Ooh, his projects! He's showing a small house and talking about the windows and sightlines. "The building is very small. But it controls the whole site through vision."
Now he's talking about the construction process for the museum in Ningbo. They developed design drawings on the computer, and gave these to the craftsmen. One wall in particular is large (24m high) and has many different kinds of bricks in an abstract pattern. When the workmen are working on it, they can't see the whole wall at once, just the part they're working on. He's saying that he has control and does not have control of the exact process and that he enjoys this play. "It's my design but it's different from my design."
None of his projects have a single logic: he likes to have two logics or more. "Nothing in the world has a single logic."
The museum has been very popular in China. Millions of visitors, and many who return over and over. He talked to a women who said to him: "My house has been demolished. But I can find memory here."
"I don't design a street, a building. Every time I design a new world. Designing a world is quite different from designing a building." Chinese gardens in Suzhou are not just about gardens; they're about ideas for urban design. They are cities.
Wang Shu is still wrapping up but unfortunately I gotta head out.

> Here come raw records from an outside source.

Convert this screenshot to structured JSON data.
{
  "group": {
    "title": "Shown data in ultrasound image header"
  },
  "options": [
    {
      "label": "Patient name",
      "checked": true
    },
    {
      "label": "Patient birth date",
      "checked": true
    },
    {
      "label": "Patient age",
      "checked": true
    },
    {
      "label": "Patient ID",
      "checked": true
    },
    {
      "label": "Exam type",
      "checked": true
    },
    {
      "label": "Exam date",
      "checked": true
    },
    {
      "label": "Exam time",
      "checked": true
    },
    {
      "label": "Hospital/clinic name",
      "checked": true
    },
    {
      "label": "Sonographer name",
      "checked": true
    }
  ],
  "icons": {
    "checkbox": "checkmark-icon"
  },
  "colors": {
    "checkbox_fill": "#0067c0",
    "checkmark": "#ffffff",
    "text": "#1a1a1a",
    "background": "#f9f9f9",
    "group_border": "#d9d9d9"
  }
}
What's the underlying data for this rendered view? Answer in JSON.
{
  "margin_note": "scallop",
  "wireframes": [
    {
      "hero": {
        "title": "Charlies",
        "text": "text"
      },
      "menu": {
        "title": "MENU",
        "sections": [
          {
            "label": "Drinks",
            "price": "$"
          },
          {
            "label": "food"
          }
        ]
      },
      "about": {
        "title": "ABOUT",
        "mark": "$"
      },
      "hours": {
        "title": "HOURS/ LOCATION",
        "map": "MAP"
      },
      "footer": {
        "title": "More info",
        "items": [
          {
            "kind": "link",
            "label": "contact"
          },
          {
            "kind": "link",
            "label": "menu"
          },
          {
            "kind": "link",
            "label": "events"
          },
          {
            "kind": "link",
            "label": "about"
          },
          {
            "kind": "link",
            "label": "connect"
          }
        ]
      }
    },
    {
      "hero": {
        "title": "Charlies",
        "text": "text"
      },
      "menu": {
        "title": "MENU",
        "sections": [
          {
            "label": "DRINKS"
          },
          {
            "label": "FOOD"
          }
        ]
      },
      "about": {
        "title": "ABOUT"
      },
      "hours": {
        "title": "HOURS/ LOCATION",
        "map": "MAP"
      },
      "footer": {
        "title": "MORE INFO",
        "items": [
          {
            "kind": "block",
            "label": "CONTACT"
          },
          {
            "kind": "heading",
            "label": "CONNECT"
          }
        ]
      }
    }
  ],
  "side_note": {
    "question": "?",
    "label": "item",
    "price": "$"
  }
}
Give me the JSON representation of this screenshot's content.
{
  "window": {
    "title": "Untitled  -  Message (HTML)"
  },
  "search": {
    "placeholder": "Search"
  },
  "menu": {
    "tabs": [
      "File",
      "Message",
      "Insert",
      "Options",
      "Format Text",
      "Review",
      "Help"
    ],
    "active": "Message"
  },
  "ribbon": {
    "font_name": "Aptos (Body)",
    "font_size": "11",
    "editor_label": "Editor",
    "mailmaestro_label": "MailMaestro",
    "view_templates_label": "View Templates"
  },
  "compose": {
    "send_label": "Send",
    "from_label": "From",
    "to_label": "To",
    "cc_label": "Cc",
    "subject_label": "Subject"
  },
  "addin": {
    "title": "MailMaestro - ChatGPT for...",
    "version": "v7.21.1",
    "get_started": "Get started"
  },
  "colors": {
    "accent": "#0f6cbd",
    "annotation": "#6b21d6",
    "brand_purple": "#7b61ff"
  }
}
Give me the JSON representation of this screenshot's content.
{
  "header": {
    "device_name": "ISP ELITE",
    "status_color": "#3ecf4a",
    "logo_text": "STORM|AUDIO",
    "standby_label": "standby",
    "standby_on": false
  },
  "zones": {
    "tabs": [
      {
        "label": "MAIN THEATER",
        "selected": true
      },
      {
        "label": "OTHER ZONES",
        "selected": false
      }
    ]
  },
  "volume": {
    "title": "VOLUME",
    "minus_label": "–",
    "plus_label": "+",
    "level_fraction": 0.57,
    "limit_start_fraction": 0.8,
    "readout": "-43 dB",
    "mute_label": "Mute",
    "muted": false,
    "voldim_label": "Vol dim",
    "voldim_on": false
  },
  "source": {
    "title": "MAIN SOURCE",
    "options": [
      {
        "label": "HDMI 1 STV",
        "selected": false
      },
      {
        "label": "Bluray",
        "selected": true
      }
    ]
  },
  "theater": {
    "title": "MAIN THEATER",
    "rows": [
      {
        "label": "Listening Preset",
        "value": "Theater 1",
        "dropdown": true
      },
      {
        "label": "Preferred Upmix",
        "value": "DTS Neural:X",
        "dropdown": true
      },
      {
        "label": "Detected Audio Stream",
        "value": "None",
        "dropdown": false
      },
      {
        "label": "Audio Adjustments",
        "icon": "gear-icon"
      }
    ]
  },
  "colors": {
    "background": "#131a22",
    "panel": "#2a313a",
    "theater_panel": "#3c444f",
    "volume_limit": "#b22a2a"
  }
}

The Museum of Fine Arts is screening Gary Hustwit's Urbanized tonight and for a paltry $18, I will get to watch this film and hear Hustwit address the masses...
Thanks for reading!
Lian
This blog was most active from 2009-2013. Writing about my experiences and life at Harvard GSD started out as a way for me to process my experiences as an M.Arch.I student, and evolved into a record of the intellectual and cultural life of the Cambridge architecture (and to a lesser extent, design/technology) community, through live-blogs. These days, I work as a data storyteller (and blogger at Littldata.com) in San Francisco, and still post here once in a while.
3 Comments
Great! I can't wait to see the video... can you update with a link when it's posted?
I'll do something like this.
OK, done! The links are above in the post.